The Kazakh tenge depreciated by 4.7% against the dollar on April 10 in an unmistakeable reaction to the US sanctions assault on top oligarchs in Russia, which has caused the Russian ruble to come under the worst selling pressure since January 2016.
As the chain reaction spread in a country with imperative trade and investment links to the Russian economy, exchange offices in the Kazakh commercial capital Almaty that were selling dollars at KZT321 in the morning were demanding KZT332 by the afternoon and KZT334 by 6pm local time. No signs of panic or long lines were seen at the exchange bureaux, but the few who noticed the rapid slide of the tenge quickly became eager to rush for safer assets.
The tenge hit its lowest level in 11 months last October 6, reaching KZT345 against the greenback, but it recovered to KZT318 in March, before weakening slightly to KZT320.29 as of April 9. The sharp turn very much arrived on April 10 as Washington and Moscow exchanged angry words over the sanctions and the alleged chemical attack on civilians in Syria. “The rate was at 328 tenge when I arrived here, but it grew to 329.7 tenge while I was waiting my turn,” a local woman told bne IntelliNews at an Almaty exchange office.
The tenge also toppled against the euro. On the day, it closed at KZT410, compared to the KZT393 recorded at the end of April 9.
A recent poll of analysts conducted by Reuters predicted that the tenge would remain stable or strengthen against the dollar during April due to expected strong oil prices, but that it would weaken over the next 12 months overall. But the unprecedented effect of sanctions on Russia may certainly disrupt such forecasts. The relatively fast depreciation rate seen on April 10 might potentially spill over into a dollar-buying spree within the next few days.
The Kazakh central bank, the National Bank of Kazakhstan (NBK), on April 9 reaffirmed its expectations that inflation may slow to below the lower band of the central bank's targeted 5-7% inflation range for 2018. However, the national lender may now find itself intervening to maintain the exchange rate, just as it did in the last four months of 2017—if there is a sustained unexpected devaluation, tenge-price inflation might be pushed up—contrary to its expectations.
The NBK’s policy rate, cut twice this year by 0.75pp in all, stands at 9.5%. When making the cuts, the central bankers said they were aiming to direct inflation to their target range. They had previously stated they were striving to maintain the policy rate at 4pp above the level of inflation. The inflation rate stood at 6.6% in March and at 6.5% in February.

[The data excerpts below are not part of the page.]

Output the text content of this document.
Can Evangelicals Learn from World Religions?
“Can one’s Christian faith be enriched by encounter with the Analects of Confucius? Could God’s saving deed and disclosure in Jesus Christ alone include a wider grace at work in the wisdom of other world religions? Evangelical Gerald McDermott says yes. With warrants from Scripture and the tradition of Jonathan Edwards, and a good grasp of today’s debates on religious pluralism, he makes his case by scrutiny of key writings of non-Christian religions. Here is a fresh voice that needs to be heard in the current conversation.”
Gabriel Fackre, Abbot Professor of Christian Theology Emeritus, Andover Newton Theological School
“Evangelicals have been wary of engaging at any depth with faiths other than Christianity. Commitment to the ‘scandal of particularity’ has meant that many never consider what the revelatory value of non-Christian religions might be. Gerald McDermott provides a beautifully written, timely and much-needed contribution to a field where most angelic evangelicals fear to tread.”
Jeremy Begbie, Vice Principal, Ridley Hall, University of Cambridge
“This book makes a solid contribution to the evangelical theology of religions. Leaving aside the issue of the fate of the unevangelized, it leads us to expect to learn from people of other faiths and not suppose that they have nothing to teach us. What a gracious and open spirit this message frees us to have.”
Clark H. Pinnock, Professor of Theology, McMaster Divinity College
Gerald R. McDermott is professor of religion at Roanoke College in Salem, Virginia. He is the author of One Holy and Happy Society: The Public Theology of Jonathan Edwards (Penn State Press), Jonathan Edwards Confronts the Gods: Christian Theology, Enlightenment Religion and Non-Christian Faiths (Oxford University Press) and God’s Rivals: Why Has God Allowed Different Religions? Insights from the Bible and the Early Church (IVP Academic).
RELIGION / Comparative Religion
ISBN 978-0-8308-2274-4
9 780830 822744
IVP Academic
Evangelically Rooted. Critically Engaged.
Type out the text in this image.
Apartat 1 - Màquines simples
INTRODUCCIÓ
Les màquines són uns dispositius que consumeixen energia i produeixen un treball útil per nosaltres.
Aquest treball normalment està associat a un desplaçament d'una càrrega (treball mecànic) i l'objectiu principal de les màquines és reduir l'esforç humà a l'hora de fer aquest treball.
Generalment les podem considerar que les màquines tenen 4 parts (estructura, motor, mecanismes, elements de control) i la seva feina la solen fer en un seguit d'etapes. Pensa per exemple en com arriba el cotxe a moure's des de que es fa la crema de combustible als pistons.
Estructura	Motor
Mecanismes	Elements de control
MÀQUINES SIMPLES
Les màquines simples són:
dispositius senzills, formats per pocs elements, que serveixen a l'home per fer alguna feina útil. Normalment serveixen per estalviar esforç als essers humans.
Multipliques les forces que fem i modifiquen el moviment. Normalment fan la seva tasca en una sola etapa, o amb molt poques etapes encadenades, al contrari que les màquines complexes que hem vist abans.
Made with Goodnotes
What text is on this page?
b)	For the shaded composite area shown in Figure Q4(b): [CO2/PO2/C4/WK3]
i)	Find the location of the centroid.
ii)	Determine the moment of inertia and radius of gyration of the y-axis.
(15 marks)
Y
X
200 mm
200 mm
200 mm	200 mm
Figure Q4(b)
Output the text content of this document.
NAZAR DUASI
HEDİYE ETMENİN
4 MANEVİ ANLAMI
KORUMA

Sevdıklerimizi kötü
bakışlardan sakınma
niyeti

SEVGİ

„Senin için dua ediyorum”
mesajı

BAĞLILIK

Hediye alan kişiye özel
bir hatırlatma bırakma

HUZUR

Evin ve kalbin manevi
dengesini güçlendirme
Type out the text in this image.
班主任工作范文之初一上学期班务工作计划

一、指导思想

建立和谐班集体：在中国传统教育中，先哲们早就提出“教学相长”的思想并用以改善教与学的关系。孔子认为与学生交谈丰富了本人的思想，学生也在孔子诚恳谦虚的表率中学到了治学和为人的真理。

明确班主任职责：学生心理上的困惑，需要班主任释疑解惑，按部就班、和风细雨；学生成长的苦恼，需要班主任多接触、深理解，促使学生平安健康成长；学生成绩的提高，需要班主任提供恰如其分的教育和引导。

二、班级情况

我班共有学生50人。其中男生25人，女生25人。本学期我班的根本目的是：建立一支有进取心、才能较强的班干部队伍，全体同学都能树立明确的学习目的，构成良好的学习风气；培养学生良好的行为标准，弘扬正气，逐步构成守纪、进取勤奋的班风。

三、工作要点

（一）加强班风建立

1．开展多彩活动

Those looking for a brighter outlook might rate the chances of a continual rise in oil prices counteracting the effects of any panic caused by the ruble crash. Saudi Arabia was on April 9 reportedly pushing oil producers to aim for $80/barrel.
April 10 also saw the tenge strengthen against the Russian rouble, reaching as much KZT5, as opposed to the KZT5.77 rate seen the previous day.